"Chance favors the prepared mind." (Louis Pasteur)
What has Computational Linguistics to do with weather forecasts?!
Satellite pictures of Europe provided by METEO
FRANCE
and Institut für Meteorologie, FU Berlin:
(today)
|
(tomorrow)
|
The picture at the left-hand side displays the current weather,
whereas the picture at the right-hand side displays a preview of
tomorrow's weather. Meteorologists provide weather forecasts on the
basis of Probability Theory and Statistics. They use a probability
model to determine the most probable outcome among the
different alternatives for tomorros' weather, and they use Statistics
to infer the therefor needed probability model from a large corpus of
empirically observed weather data. In line with our experience,
meteorologists are quite successful in predicting our tomorrow's
weather with this method.
A similiar situation comes up in Computational Linguistics. Most
sentences in natural language are ambiguous, i.e., they have
more than one possible reading / analysis (or outcome in the wheather terminology). For example, the famous
sentence
"the man saw the woman with the telescope"

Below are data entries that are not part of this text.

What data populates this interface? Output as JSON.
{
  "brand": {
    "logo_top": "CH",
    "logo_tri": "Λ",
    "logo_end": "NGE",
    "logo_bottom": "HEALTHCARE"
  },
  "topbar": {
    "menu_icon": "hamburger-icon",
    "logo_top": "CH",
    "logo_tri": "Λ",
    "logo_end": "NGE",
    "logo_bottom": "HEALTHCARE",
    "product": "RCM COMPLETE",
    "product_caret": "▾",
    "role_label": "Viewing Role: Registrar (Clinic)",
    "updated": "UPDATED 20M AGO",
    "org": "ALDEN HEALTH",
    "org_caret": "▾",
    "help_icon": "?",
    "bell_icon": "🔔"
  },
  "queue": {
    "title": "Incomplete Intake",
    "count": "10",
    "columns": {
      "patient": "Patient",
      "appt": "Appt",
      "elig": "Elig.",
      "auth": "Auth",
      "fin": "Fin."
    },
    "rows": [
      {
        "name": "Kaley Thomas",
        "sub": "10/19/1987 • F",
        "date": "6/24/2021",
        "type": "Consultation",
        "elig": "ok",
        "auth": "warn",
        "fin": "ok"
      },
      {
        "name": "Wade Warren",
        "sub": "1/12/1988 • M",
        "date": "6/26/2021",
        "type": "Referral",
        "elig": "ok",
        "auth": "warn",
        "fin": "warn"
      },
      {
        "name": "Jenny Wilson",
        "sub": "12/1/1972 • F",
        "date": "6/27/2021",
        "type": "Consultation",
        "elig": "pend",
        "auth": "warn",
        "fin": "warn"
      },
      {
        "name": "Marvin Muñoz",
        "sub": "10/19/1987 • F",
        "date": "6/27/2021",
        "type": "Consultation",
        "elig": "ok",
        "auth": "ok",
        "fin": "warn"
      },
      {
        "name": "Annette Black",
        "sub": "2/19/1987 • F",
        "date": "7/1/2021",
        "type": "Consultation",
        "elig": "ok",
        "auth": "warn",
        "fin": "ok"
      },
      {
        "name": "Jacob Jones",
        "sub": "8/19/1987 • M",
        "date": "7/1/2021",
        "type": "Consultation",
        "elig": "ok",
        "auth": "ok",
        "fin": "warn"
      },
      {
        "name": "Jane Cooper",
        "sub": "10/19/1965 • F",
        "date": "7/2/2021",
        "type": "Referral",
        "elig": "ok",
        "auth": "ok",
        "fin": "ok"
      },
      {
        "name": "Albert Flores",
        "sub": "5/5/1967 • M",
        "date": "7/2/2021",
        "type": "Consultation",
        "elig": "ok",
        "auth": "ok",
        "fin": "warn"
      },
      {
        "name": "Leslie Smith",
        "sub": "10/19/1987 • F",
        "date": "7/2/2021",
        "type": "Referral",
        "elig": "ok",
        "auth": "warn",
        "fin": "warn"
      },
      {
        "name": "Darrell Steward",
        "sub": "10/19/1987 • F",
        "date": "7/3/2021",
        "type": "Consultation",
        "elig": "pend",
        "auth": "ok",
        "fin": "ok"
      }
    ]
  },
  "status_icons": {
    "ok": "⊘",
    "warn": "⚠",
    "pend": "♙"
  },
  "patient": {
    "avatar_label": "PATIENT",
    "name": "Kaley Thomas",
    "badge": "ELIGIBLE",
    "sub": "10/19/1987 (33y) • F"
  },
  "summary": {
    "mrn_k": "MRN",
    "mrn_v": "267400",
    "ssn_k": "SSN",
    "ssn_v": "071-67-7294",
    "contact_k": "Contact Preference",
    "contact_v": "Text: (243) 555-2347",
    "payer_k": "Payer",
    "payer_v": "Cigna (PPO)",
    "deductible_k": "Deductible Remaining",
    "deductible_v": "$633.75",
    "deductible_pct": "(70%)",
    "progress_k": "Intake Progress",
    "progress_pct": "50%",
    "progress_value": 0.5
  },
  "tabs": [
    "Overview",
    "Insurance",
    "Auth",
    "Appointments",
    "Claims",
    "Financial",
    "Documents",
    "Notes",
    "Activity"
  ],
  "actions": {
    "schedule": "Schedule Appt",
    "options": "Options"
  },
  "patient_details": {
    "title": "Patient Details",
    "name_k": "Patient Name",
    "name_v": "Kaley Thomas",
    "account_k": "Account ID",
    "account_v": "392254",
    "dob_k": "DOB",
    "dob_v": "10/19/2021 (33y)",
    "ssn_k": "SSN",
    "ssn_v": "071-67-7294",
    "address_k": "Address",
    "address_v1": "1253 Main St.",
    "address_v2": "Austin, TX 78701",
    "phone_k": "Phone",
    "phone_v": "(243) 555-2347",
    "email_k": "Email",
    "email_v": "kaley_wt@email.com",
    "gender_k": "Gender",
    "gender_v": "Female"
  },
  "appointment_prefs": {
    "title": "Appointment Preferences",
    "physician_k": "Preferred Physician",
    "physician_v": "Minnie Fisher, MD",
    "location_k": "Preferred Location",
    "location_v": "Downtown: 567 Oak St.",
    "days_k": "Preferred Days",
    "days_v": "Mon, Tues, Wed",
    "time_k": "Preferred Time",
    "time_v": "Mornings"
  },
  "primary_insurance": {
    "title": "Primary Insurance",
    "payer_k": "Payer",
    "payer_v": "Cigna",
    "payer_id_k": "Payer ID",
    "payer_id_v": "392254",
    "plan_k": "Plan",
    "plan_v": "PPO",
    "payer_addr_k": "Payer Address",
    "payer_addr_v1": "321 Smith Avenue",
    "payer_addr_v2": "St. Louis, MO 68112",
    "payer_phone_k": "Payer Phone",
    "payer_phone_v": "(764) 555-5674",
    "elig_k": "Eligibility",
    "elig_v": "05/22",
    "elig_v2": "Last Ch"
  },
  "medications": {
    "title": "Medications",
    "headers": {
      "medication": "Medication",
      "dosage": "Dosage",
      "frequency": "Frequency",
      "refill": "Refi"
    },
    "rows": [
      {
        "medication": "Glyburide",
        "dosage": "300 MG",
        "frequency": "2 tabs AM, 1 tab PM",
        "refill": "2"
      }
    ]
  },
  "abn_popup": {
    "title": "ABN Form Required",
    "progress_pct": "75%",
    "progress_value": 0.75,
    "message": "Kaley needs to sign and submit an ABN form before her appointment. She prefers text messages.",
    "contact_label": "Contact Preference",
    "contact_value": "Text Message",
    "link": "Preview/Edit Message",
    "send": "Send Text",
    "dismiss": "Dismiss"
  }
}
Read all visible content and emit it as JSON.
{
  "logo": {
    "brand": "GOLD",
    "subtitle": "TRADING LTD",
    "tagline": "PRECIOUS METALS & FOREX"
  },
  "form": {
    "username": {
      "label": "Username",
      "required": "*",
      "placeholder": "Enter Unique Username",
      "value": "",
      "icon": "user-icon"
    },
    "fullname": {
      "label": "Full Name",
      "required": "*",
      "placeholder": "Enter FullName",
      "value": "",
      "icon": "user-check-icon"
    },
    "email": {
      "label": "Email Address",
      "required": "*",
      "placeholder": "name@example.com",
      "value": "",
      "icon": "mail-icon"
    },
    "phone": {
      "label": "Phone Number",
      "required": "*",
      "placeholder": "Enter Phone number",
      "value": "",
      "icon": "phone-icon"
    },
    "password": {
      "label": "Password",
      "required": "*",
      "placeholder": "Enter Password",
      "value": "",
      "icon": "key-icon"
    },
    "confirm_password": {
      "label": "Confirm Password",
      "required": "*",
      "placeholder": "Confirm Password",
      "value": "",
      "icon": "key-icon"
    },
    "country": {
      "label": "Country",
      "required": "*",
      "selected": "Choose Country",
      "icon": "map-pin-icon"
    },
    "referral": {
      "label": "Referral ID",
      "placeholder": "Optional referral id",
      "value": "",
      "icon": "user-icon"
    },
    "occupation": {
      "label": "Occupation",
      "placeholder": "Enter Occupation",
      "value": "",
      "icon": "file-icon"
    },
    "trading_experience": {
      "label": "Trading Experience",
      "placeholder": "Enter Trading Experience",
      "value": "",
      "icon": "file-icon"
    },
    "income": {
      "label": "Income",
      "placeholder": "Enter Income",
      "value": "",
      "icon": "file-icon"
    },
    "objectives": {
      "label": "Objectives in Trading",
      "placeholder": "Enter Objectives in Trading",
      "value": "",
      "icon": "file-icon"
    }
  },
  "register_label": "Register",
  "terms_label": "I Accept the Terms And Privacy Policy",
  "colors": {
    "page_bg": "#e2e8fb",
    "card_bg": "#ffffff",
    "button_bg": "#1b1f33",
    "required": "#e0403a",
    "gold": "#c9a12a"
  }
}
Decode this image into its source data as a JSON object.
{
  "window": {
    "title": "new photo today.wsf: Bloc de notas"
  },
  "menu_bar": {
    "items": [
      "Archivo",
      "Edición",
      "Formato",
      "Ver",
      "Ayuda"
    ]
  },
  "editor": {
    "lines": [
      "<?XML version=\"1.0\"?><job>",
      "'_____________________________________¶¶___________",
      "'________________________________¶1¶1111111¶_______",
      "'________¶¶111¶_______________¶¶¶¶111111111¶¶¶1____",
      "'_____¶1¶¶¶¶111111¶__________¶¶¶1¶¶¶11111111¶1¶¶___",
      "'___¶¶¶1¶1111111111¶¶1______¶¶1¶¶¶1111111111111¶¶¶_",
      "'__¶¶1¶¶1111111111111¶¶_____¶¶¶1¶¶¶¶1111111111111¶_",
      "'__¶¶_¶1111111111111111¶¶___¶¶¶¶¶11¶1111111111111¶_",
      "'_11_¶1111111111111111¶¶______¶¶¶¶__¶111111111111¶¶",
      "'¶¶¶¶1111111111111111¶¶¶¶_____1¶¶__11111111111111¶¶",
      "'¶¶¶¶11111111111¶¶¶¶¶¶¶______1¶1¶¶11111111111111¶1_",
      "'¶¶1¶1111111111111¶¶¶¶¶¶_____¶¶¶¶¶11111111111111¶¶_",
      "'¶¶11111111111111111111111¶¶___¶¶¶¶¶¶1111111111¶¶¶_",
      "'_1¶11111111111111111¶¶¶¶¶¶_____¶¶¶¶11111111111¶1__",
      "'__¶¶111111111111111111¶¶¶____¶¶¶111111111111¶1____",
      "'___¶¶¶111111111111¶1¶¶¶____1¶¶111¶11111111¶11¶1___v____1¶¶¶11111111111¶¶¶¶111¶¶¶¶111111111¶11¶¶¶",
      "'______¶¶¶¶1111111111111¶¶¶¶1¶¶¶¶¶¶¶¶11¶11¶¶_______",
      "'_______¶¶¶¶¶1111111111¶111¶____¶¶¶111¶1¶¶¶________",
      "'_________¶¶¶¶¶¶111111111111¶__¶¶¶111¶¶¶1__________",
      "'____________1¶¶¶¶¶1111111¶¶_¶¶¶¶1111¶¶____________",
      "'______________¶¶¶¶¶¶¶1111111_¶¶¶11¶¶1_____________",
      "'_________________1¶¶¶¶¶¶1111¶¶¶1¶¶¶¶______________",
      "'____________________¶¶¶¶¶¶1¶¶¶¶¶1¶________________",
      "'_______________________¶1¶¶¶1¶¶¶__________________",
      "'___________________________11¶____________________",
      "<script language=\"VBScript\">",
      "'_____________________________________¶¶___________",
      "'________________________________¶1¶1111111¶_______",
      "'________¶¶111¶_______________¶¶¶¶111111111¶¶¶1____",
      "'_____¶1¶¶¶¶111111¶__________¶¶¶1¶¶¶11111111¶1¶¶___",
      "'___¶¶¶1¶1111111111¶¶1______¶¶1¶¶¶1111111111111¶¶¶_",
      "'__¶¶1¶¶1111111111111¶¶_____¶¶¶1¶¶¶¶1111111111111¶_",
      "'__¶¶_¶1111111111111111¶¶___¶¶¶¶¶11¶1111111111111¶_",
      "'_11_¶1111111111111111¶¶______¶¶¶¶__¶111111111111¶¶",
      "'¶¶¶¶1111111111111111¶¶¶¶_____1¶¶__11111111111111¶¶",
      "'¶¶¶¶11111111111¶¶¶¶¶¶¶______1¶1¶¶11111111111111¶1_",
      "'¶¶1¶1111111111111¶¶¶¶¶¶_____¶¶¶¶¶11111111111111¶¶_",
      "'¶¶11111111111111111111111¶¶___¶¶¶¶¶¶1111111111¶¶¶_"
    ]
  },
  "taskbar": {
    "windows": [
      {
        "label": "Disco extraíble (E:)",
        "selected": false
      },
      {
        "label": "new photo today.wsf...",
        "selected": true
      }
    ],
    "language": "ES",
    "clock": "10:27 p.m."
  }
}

has at least two readings: 'saw with the telescope' versus
'woman with the telescope'. The situation gets even worse
when using a formal grammar mimicing natural language. (One job, maybe
even the job, of computational linguists is to create such
grammars...) Then sentences have typically millions of readings! The
crucial problem is that someone has to (create a
disambiguator being able to) select the correct one.
Although some computational linguists still believe that Probability
Theory and Statistics are not appropriate for their discipline, it is
true that Probability Theory is the theory of uncertainty /
ambiguity. Thus this theory offers the best chance to resolve the
presented natural-language disambiguation problem: The most
probable among the different alternatives is the reading
of a given sentence. Like in weather forecasts, Statistics helps to
infer the necessary probabilities from a large corpus of linguistic
data.
Last updated: February 2007.